= Robert Conroy (politician) =

Robert Conroy (1811 - April 5, 1868) was an Irish-born business owner and politician in Quebec. He served as mayor of Aylmer from 1858 to 1860 and from 1866 to 1868. He was considered one of the most prosperous hotel operators and lumber barons in the Ottawa Valley during the 1850s.

Born in Magherafelt in County Londonderry, Conroy arrived in the Ottawa region in 1830. In 1834 (some sources say 1838) he built the British Hotel in Aylmer. Conroy partnered with John Egan, Charles Symmes and Harvey Parker in the operation of a steam-powered flour mill. He was also a partner with Egan, Richard McConnell and Joseph-Ignace Aumond in the Bytown and Aylmer Union Turnpike Company which completed the Britannia Road (later known as the Aylmer Road) connecting Bytown, Hull and Aylmer to aid in the transport of lumber. Conroy built a sawmill in the Aylmer area which formed the nucleus for the development of the village of Deschênes, now a neighbourhood in the city of Gatineau. Conroy was one of the prominent timber kings of his era who were consulted by the Canadian government during the development of the Crown Timber Act of 1849, which was the first legislation in Canada regulating the use of forest resources on Crown lands. He was a director of the Ottawa Association of Lumber Manufacturers and held extensive timber cutting rights on the Madawaska River and other parts of Renfrew County, Ontario. Conroy was president of the Madawaska River Improvement Company, formed to build timber slides and other structures to aid in the transport of logs on that river. During the 1850s, he bought the Aylmer Hotel, later the Auberge Symmes, from Charles Symmes. He also operated a general store in Aylmer.
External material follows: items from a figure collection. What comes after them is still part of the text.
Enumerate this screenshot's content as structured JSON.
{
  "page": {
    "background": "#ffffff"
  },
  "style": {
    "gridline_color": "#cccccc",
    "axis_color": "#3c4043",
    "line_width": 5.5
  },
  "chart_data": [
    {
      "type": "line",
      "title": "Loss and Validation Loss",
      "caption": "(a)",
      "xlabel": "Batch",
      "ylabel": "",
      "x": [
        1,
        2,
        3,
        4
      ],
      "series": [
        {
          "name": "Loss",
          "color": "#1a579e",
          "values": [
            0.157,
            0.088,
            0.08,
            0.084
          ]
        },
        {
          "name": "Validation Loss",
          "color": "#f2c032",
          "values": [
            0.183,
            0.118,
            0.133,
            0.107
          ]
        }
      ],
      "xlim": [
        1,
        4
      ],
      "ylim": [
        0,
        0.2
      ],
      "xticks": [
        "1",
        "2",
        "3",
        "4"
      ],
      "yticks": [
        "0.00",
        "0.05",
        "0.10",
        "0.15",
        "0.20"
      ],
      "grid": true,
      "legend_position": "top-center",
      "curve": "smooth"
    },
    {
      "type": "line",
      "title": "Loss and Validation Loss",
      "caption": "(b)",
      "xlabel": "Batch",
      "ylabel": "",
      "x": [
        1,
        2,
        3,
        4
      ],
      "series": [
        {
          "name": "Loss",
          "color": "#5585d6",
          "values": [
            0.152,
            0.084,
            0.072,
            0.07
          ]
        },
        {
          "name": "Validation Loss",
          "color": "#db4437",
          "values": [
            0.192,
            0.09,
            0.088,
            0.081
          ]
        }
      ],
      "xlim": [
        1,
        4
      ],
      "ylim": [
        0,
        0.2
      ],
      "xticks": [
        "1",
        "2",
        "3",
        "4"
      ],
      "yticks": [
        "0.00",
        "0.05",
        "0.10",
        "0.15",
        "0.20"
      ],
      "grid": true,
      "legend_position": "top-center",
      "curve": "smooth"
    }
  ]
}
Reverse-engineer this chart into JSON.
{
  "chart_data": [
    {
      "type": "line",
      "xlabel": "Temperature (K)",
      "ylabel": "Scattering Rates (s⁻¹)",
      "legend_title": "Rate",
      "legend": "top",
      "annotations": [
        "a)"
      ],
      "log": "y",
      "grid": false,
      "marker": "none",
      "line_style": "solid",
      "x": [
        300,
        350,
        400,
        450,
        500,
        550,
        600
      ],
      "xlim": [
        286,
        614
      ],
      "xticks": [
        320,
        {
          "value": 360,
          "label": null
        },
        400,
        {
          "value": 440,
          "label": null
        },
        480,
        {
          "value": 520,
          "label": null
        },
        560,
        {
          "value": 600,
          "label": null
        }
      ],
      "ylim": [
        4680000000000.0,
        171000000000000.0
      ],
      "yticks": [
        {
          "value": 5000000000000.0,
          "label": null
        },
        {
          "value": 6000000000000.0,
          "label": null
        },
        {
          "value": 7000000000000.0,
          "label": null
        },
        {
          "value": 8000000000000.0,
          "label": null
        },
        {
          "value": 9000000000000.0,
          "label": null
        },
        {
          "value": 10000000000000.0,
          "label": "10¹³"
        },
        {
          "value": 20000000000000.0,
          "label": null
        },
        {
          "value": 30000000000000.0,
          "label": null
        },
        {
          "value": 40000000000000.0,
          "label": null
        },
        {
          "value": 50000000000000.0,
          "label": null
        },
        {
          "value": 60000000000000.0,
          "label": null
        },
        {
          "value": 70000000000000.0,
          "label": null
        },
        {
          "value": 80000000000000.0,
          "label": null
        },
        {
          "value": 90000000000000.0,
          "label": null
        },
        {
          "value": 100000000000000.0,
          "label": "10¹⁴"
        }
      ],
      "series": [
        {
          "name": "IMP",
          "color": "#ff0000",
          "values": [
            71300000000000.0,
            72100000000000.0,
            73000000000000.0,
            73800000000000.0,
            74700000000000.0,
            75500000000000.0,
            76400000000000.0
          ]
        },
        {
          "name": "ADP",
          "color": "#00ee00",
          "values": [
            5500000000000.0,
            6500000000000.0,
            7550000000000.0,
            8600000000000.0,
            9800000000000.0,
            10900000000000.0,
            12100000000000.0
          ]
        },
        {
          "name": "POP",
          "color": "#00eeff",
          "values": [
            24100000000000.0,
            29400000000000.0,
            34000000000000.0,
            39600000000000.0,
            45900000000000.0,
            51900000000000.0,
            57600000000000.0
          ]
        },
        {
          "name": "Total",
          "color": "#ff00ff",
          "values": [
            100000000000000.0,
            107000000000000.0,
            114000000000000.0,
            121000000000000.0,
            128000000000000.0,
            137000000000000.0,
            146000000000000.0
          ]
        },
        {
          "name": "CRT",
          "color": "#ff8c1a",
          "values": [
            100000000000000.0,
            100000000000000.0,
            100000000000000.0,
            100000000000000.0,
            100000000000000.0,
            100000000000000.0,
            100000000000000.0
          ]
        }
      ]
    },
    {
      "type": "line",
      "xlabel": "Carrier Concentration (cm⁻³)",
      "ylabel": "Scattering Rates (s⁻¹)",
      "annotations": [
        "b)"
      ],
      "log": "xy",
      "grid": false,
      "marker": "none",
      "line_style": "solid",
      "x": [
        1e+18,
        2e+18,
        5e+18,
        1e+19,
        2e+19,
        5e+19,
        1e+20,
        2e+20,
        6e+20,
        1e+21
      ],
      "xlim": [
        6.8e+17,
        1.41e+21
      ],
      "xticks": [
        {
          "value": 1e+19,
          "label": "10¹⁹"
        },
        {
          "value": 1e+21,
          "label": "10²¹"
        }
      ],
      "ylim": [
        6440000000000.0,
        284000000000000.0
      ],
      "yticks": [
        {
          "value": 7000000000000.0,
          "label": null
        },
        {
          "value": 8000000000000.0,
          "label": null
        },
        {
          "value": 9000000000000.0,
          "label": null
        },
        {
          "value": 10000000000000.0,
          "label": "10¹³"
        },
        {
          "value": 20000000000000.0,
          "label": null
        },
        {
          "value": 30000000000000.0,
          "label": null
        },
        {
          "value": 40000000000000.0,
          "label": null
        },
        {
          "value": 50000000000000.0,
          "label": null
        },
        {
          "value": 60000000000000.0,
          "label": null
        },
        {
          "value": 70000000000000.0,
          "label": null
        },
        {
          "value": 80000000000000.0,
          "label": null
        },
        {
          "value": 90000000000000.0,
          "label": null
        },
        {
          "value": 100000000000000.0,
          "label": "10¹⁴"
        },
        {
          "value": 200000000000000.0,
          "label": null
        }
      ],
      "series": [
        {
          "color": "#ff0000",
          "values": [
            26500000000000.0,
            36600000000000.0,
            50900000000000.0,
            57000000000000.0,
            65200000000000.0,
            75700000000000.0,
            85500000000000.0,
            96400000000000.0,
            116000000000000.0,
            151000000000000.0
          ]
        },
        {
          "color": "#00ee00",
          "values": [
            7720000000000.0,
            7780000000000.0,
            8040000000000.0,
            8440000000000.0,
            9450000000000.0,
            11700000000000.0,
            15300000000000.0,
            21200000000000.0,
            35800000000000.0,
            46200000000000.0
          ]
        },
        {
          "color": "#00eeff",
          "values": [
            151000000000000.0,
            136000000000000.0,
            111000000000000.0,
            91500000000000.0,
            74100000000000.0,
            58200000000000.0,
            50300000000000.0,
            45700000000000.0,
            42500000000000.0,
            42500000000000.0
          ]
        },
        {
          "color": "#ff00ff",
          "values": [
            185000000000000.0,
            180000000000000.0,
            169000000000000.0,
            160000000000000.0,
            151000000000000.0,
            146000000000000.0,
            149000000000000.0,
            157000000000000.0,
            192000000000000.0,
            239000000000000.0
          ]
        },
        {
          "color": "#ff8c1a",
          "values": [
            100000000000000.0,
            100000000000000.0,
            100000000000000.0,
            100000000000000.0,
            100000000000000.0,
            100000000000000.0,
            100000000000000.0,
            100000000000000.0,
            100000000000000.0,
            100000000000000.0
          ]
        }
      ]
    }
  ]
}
Conroy served as a captain in the militia for Ottawa County and was a prominent member of the local Masons. When the Prince of Wales visited Aylmer in 1860, Conroy was a member of the group that drafted the address of welcome.

He married Mary McConnell in 1837 and, in 1841, they moved into an apartment in the British Hotel, where they lived until 1845 when construction of his first home was completed. Conroy died in office at the age of 56 and his wake was held at the British Hotel.

Some sources say that the assassin of Thomas D'Arcy McGee fled to Aylmer to hide himself among those gathered for Conroy's wake.

His son William later also served as Aylmer mayor and another son Robert Hughes Conroy served as mayor of Hull South.

Conroy's former residence has been designated as a heritage building by Quebec.

Conroy Island, an island in the Ottawa River, was named after Robert Conroy and his family.